For years now, the GOP has been losing support among its
natural primary constituency — middle- and upper-middle-class suburban voters —
while it has been gaining support from lower-income and working-class whites.
Donald Trump cobbled together a coalition of the two, in specific swing states,
to win the Electoral College while still losing the popular vote.
Trump pollster Tony Fabrizio noted just after the
election that his client won by carrying five crucial counties, four in Florida
and one in Michigan.
Contrary to a lot of spin from Trump and his boosters,
who claim that “Trumpism” is a new ideological force transforming the country,
the president owes the bulk of his victory to the simple fact that he was not
Hillary Clinton — a figure who singularly unified the Republican Party.
“America First,” “build the wall,” and all the issues most frequently
associated with Trump’s victory may have attracted some new white working-class
voters to the party, but they divided (and still divide) the traditional
Republican coalition.
Take Clinton off the ballot, and support for “Trumpism” —
and for Trump himself — drops among traditional Republicans and plummets among
independents, moderates, and, of course, Democrats.

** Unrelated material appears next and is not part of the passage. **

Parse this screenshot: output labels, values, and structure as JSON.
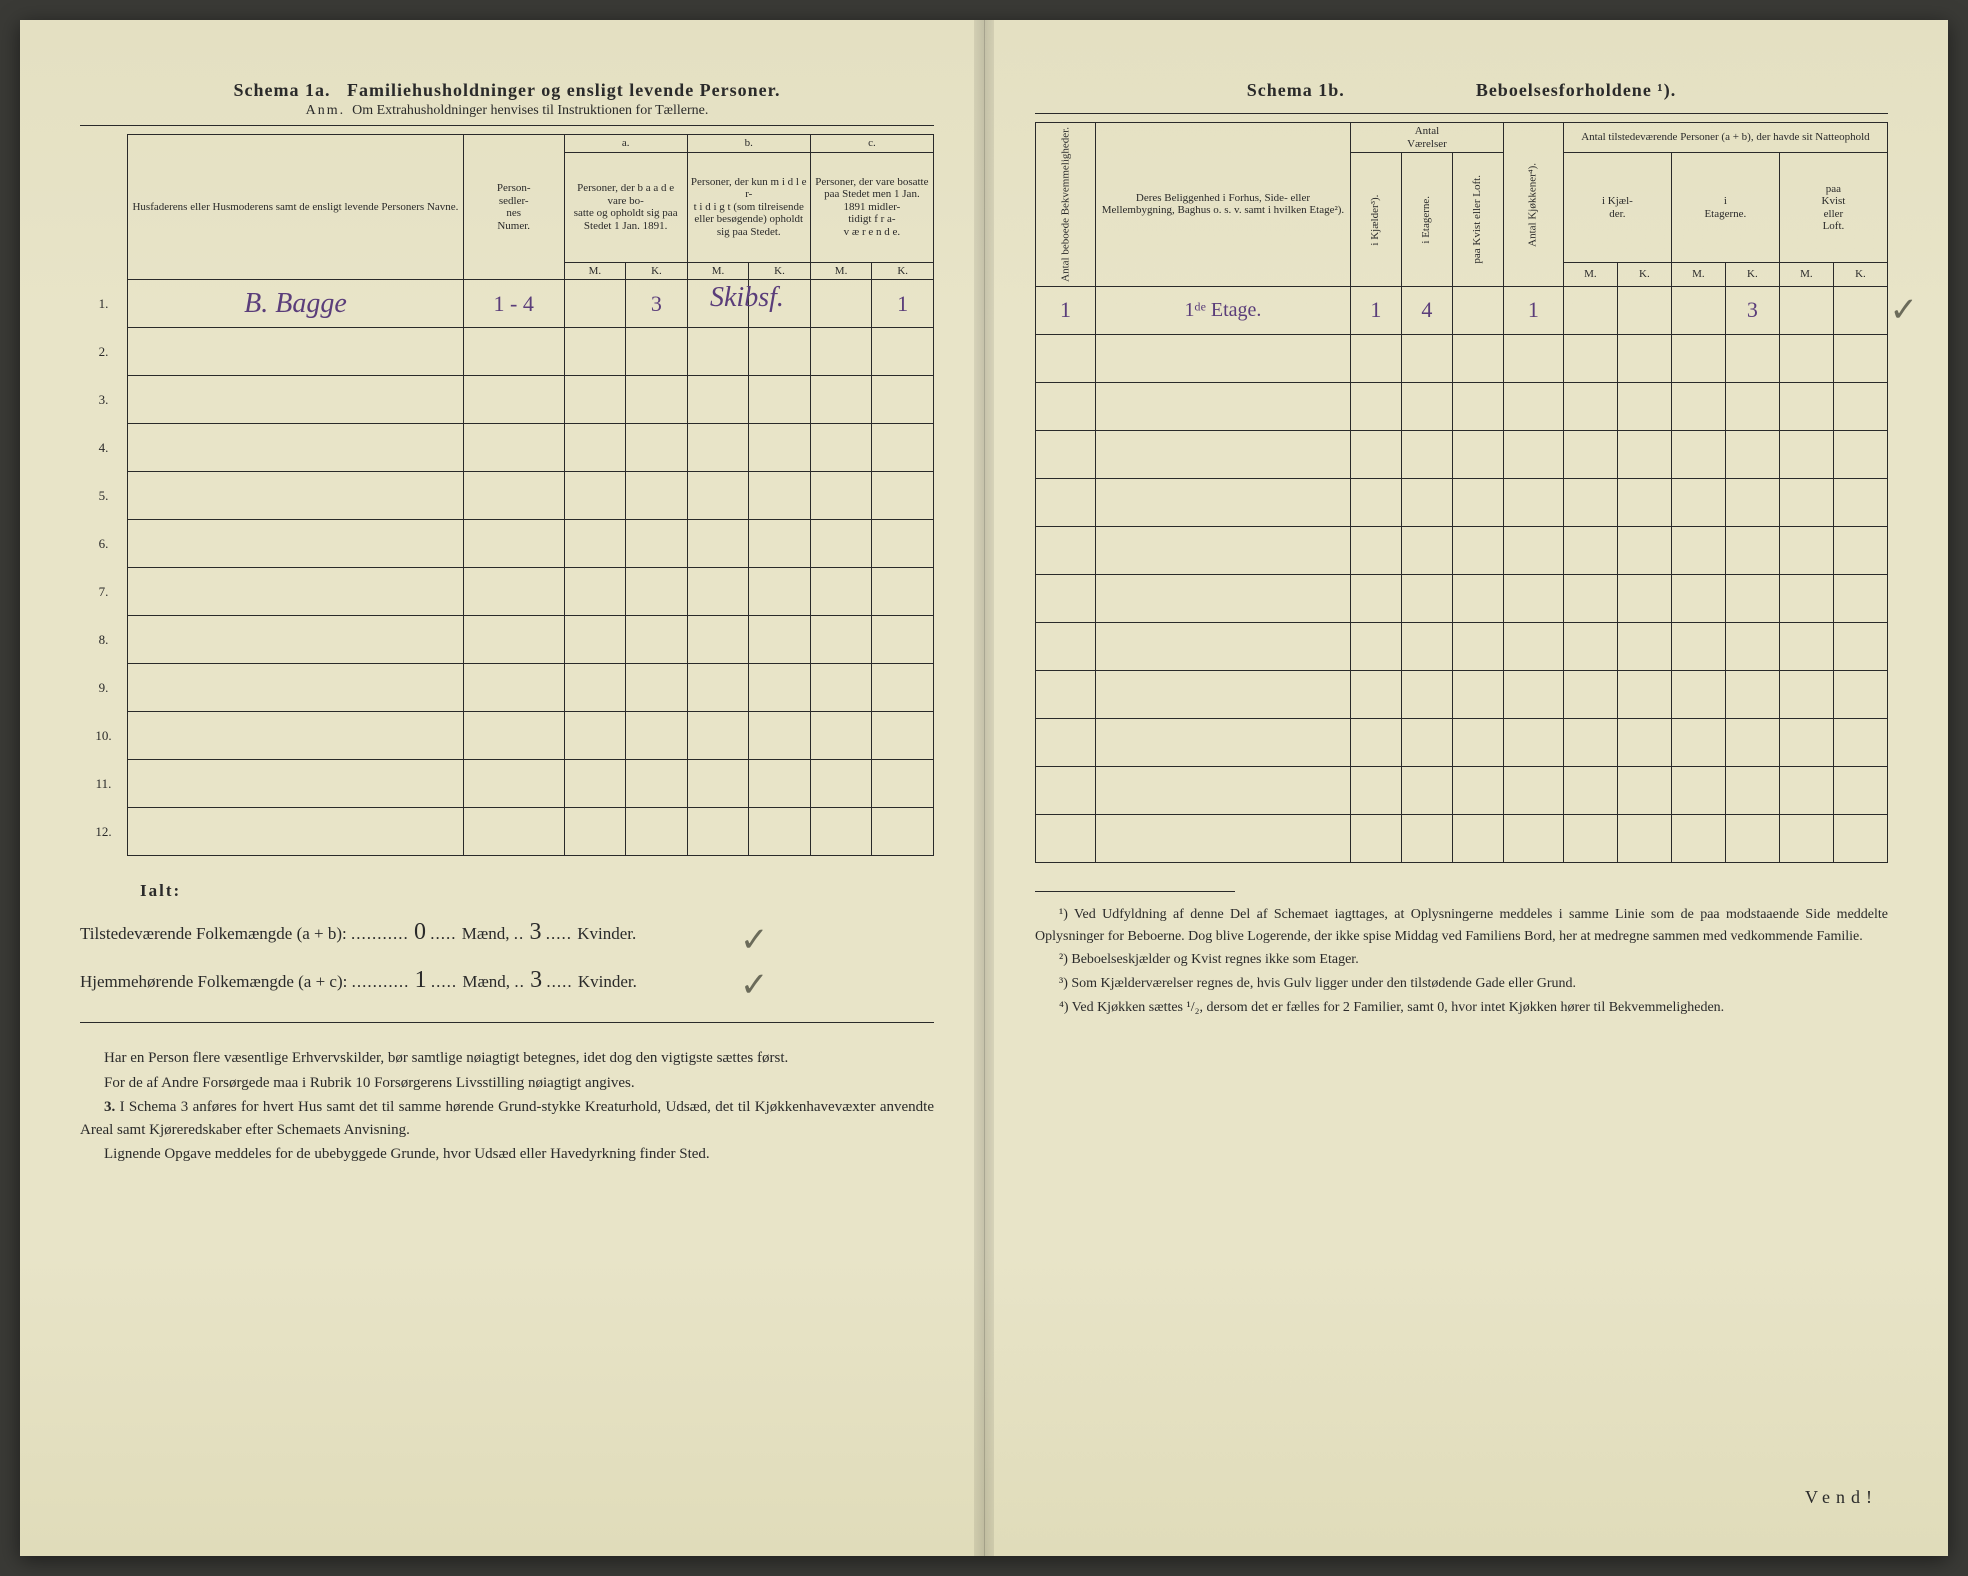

Trump has been shedding supporters pretty much from the
day he took office. A little more than a year after his election, he has
unprecedentedly low approval ratings for any president, even within his own
party.
Fired Trump adviser Steve Bannon, the most overrated
figure in American politics, championed Republican Virginia gubernatorial
candidate Ed Gillespie as proof that the “Trump agenda” is bigger than just
Trump. Gillespie had “closed an enthusiasm gap by rallying around the Trump
agenda,” Bannon told the New York Times
just days before the election. “In Gillespie’s case, Trumpism without Trump can
show the way forward.”
Gillespie lost by nine points. Suddenly the Bannonites
were denouncing Gillespie as an inauthentic swamp creature who failed to embrace
Trump sufficiently.
His opponent, Ralph Northam, won because suburban white
voters abandoned Gillespie, either because they were turned off by his Trumpish
rhetoric or simply because they wanted to protest Trump.
Trump boosters have a legitimate point that Virginia —
the only southern state Clinton carried last year — wasn’t Trump country.

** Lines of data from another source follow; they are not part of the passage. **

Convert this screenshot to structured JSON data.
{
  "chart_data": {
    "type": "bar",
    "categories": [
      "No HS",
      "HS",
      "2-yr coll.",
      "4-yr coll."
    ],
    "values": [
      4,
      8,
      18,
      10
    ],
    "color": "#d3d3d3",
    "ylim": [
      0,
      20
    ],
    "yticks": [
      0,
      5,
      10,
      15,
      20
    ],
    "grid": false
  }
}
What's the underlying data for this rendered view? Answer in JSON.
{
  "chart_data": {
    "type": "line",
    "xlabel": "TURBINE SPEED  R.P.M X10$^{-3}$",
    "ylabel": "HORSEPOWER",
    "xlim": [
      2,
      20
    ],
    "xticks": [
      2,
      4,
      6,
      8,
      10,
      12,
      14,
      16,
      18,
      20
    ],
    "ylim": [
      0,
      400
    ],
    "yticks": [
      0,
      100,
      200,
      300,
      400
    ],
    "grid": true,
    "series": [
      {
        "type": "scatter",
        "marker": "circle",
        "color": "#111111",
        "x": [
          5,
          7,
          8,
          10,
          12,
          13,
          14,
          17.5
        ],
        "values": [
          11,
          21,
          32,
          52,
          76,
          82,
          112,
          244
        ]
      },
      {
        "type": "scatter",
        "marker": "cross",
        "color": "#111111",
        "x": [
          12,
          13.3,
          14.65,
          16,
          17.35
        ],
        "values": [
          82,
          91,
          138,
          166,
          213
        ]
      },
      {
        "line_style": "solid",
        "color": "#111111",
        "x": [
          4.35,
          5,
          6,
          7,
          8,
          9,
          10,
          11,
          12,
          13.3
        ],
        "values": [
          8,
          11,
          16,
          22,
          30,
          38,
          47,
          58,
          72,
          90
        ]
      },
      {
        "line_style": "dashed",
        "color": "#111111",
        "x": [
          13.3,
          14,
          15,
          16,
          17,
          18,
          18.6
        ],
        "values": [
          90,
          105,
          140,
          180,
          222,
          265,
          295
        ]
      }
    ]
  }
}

Northam lost among non-college-educated whites by a staggering margin: 72
percent to 26 percent. But he more than made up for it among suburban
college-educated whites, particularly women. Northam outperformed Clinton by 5
points among college graduates. He finished 6 points better with white
college-educated men, and 10 points better with white college-educated women.
Bannon seems to believe that Republicans can afford to
subtract educated suburbanites by boosting turnout from rural and working-class
non-college-educated voters.
In a state like Alabama, that may be possible, given the
demographics there. That’s why Bannon supported Roy Moore over Luther Strange,
a more conventional and electable Republican incumbent, in the recent Senate
primary. As of this writing, Bannon’s preferred candidate is mired in a
scandal, as he’s been accused of sexually preying on underage girls several
decades ago.
Regardless, nationwide, this theory was always absurd.
Majorities are determined at the margins, by candidates who can win in “purple”
districts and states, by adding moderates, independents, and registered voters
of the opposing party. A Republican coalition that chases away significant
numbers of white voters while unifying traditional Democratic voters in
opposition is destined for minority status.
It’s unclear whether Bannon understands this and just
doesn’t care, or whether he’s cluelessly working on the assumption that the GOP
can afford to lose more voters than it gains. Either way, the Virginia election
looks like the first of many defeats in elections to come, as the GOP seeks to
sell off chunks of its coalition like assets in yet another Trump bankruptcy.